Questi annunci hanno amplificato sia i rialzi che i crolli delle quotazioni di Bitcoin. Tuttavia, Musk ha sempre negato di avere venduto per sfiducia verso questo asset, chiarendo di averlo fatto per dimostrare che anche vendite cospicue siano compatibili con la tenuta dei prezzi di questo mercato da ormai 6-700 miliardi e che all’apice di aprile aveva superato i 1.100 miliardi. Ma queste spiegazioni non hanno convinto il Bitcoin Mining Council (BMC), un organismo apparentemente messo in piedi dallo stesso Musk nelle scorse settimane, con l’obiettivo di trovare soluzioni quanto più “green” possibili per questo nuovo business. Poiché “estrarre una nuova unità di Bitcoin richiede altissimi consumi di energia, a causa dei numerosi calcoli complicati da compiere al computer, da tempo si ritiene che il business sia nocivo per l’ambiente.
Bitcoin troppo volatile per i pagamenti
La notizia non è ufficiale, ma si è diffusa voce che il BMC abbia allontanato il fondatore e capo di Tesla dal progetto per cercare di mettere al riparo il mercato dei Bitcoin dai tweet di Musk.
La scorsa settimana, El Salvador ha ufficialmente riconosciuto Bitcoin come valuta a corso legale. Si potrà usare per pagare le tasse allo stato, ma anche beni e servizi ai privati. Tuttavia, molto difficilmente la “criptovaluta” potrà affiancare il dollaro come mezzo di pagamento. Il problema è essenzialmente legato alla estrema volatilità dell’asset: nessuno accetterebbe in pagamento una moneta, per quanto obbligato formalmente per legge, che dopo qualche istante potrebbe implodere di prezzo. E nessuno se la sentirebbe di privarsene per comprare prodotti di uso quotidiano, rischiando di perdere l’opportunità di realizzare anche grossi guadagni in poche ore o giorni.

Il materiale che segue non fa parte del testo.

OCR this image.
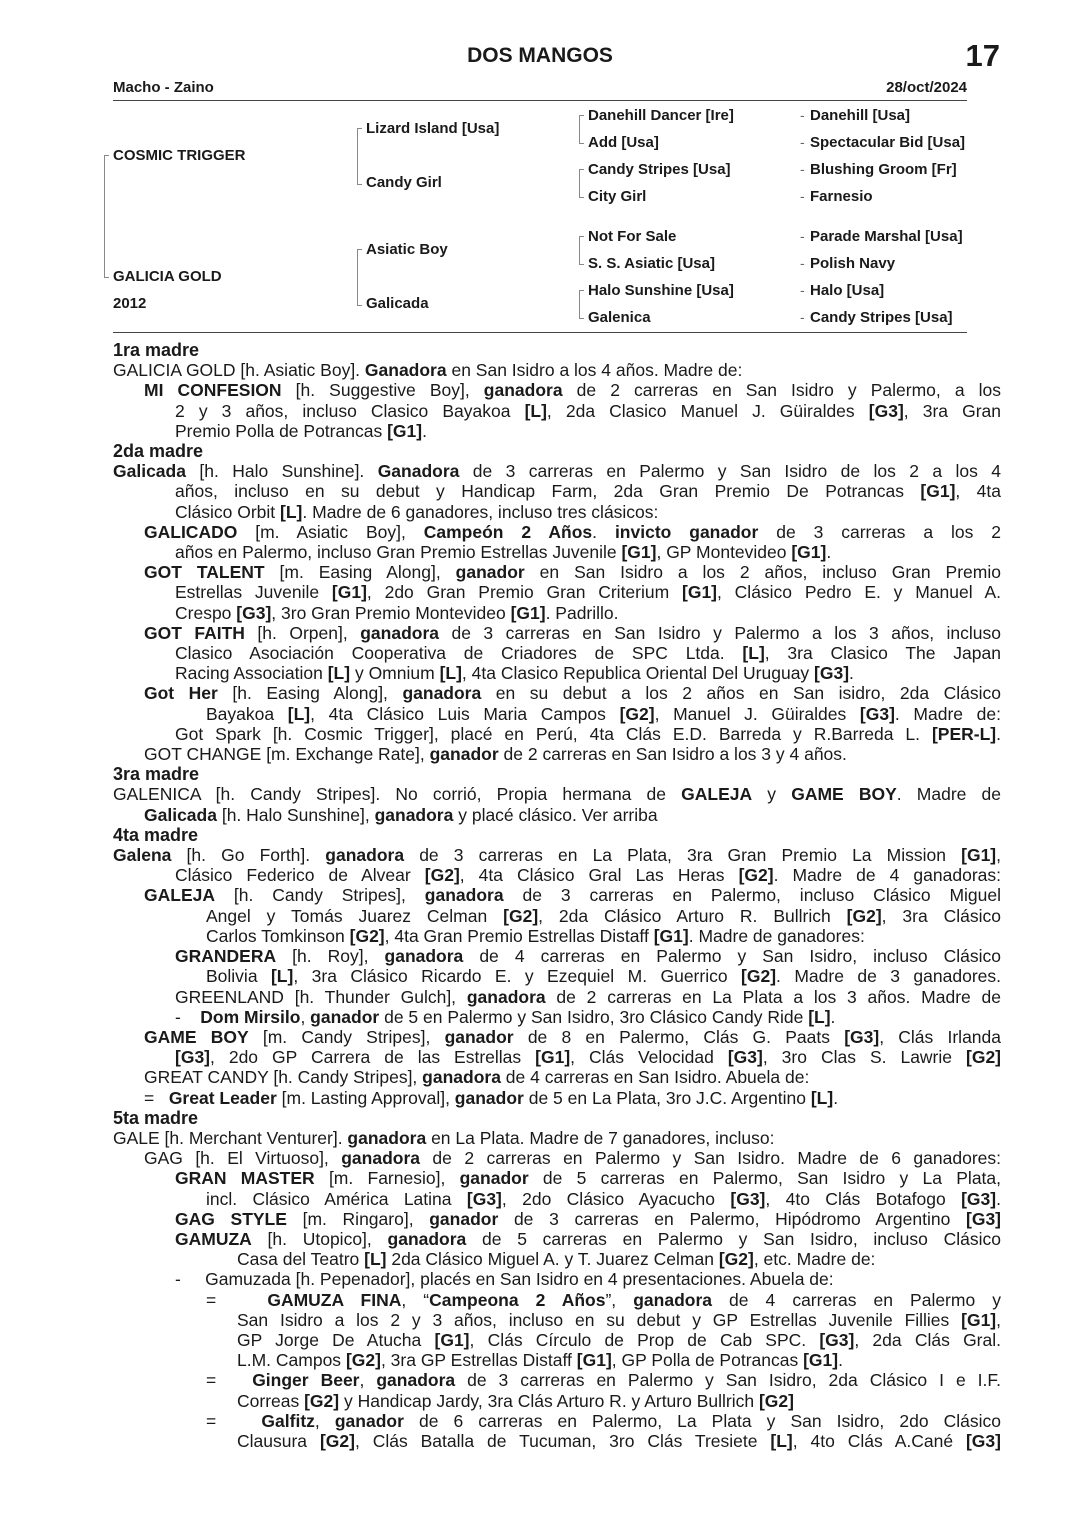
DOS MANGOS	17
Macho - Zaino	28/oct/2024
COSMIC TRIGGER
GALICIA GOLD
2012
Lizard Island [Usa]
Candy Girl
Asiatic Boy
Galicada
Danehill Dancer [Ire]
Add [Usa]
Candy Stripes [Usa]
City Girl
Not For Sale
S. S. Asiatic [Usa]
Halo Sunshine [Usa]
Galenica
-
-
-
-
-
-
-
-
Danehill [Usa]
Spectacular Bid [Usa]
Blushing Groom [Fr]
Farnesio
Parade Marshal [Usa]
Polish Navy
Halo [Usa]
Candy Stripes [Usa]
1ra madre
GALICIA GOLD [h. Asiatic Boy]. Ganadora en San Isidro a los 4 años. Madre de:
MI CONFESION [h. Suggestive Boy], ganadora de 2 carreras en San Isidro y Palermo, a los
2 y 3 años, incluso Clasico Bayakoa [L], 2da Clasico Manuel J. Güiraldes [G3], 3ra Gran
Premio Polla de Potrancas [G1].
2da madre
Galicada [h. Halo Sunshine]. Ganadora de 3 carreras en Palermo y San Isidro de los 2 a los 4
años, incluso en su debut y Handicap Farm, 2da Gran Premio De Potrancas [G1], 4ta
Clásico Orbit [L]. Madre de 6 ganadores, incluso tres clásicos:
GALICADO [m. Asiatic Boy], Campeón 2 Años. invicto ganador de 3 carreras a los 2
años en Palermo, incluso Gran Premio Estrellas Juvenile [G1], GP Montevideo [G1].
GOT TALENT [m. Easing Along], ganador en San Isidro a los 2 años, incluso Gran Premio
Estrellas Juvenile [G1], 2do Gran Premio Gran Criterium [G1], Clásico Pedro E. y Manuel A.
Crespo [G3], 3ro Gran Premio Montevideo [G1]. Padrillo.
GOT FAITH [h. Orpen], ganadora de 3 carreras en San Isidro y Palermo a los 3 años, incluso
Clasico Asociación Cooperativa de Criadores de SPC Ltda. [L], 3ra Clasico The Japan
Racing Association [L] y Omnium [L], 4ta Clasico Republica Oriental Del Uruguay [G3].
Got Her [h. Easing Along], ganadora en su debut a los 2 años en San isidro, 2da Clásico
Bayakoa [L], 4ta Clásico Luis Maria Campos [G2], Manuel J. Güiraldes [G3]. Madre de:
Got Spark [h. Cosmic Trigger], placé en Perú, 4ta Clás E.D. Barreda y R.Barreda L. [PER-L].
GOT CHANGE [m. Exchange Rate], ganador de 2 carreras en San Isidro a los 3 y 4 años.
3ra madre
GALENICA [h. Candy Stripes]. No corrió, Propia hermana de GALEJA y GAME BOY. Madre de
Galicada [h. Halo Sunshine], ganadora y placé clásico. Ver arriba
4ta madre
Galena [h. Go Forth]. ganadora de 3 carreras en La Plata, 3ra Gran Premio La Mission [G1],
Clásico Federico de Alvear [G2], 4ta Clásico Gral Las Heras [G2]. Madre de 4 ganadoras:
GALEJA [h. Candy Stripes], ganadora de 3 carreras en Palermo, incluso Clásico Miguel
Angel y Tomás Juarez Celman [G2], 2da Clásico Arturo R. Bullrich [G2], 3ra Clásico
Carlos Tomkinson [G2], 4ta Gran Premio Estrellas Distaff [G1]. Madre de ganadores:
GRANDERA [h. Roy], ganadora de 4 carreras en Palermo y San Isidro, incluso Clásico
Bolivia [L], 3ra Clásico Ricardo E. y Ezequiel M. Guerrico [G2]. Madre de 3 ganadores.
GREENLAND [h. Thunder Gulch], ganadora de 2 carreras en La Plata a los 3 años. Madre de
-    Dom Mirsilo, ganador de 5 en Palermo y San Isidro, 3ro Clásico Candy Ride [L].
GAME BOY [m. Candy Stripes], ganador de 8 en Palermo, Clás G. Paats [G3], Clás Irlanda
[G3], 2do GP Carrera de las Estrellas [G1], Clás Velocidad [G3], 3ro Clas S. Lawrie [G2]
GREAT CANDY [h. Candy Stripes], ganadora de 4 carreras en San Isidro. Abuela de:
=   Great Leader [m. Lasting Approval], ganador de 5 en La Plata, 3ro J.C. Argentino [L].
5ta madre
GALE [h. Merchant Venturer]. ganadora en La Plata. Madre de 7 ganadores, incluso:
GAG [h. El Virtuoso], ganadora de 2 carreras en Palermo y San Isidro. Madre de 6 ganadores:
GRAN MASTER [m. Farnesio], ganador de 5 carreras en Palermo, San Isidro y La Plata,
incl. Clásico América Latina [G3], 2do Clásico Ayacucho [G3], 4to Clás Botafogo [G3].
GAG STYLE [m. Ringaro], ganador de 3 carreras en Palermo, Hipódromo Argentino [G3]
GAMUZA [h. Utopico], ganadora de 5 carreras en Palermo y San Isidro, incluso Clásico
Casa del Teatro [L] 2da Clásico Miguel A. y T. Juarez Celman [G2], etc. Madre de:
-     Gamuzada [h. Pepenador], placés en San Isidro en 4 presentaciones. Abuela de:
=   GAMUZA FINA, “Campeona 2 Años”, ganadora de 4 carreras en Palermo y
San Isidro a los 2 y 3 años, incluso en su debut y GP Estrellas Juvenile Fillies [G1],
GP Jorge De Atucha [G1], Clás Círculo de Prop de Cab SPC. [G3], 2da Clás Gral.
L.M. Campos [G2], 3ra GP Estrellas Distaff [G1], GP Polla de Potrancas [G1].
=   Ginger Beer, ganadora de 3 carreras en Palermo y San Isidro, 2da Clásico I e I.F.
Correas [G2] y Handicap Jardy, 3ra Clás Arturo R. y Arturo Bullrich [G2]
=   Galfitz, ganador de 6 carreras en Palermo, La Plata y San Isidro, 2do Clásico
Clausura [G2], Clás Batalla de Tucuman, 3ro Clás Tresiete [L], 4to Clás A.Cané [G3]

Caratteristica fondamentale di una moneta risiede nel suo essere riserva di valore nel tempo. Ciò implica che il suo valore debba reggere e al contempo rimanere piuttosto stabile. Fintantoché Bitcoin sarà un asset puramente speculativo, nessuno davvero lo vedrà come un mezzo per effettuare o accettare pagamenti. E la volatilità sembra intrinseca nella “criptovaluta”, a causa dell’altissima concentrazione del mercato in pochissime mani: appena il 2% dei conti accesi possiede il 94% dei Bitcoin in circolazione. Poche centinaia di individui hanno in mano il destino dell’asset. Probabile che i crolli siano conseguenza delle loro vendite per monetizzare i guadagni virtuali maturati durante le fasi di boom.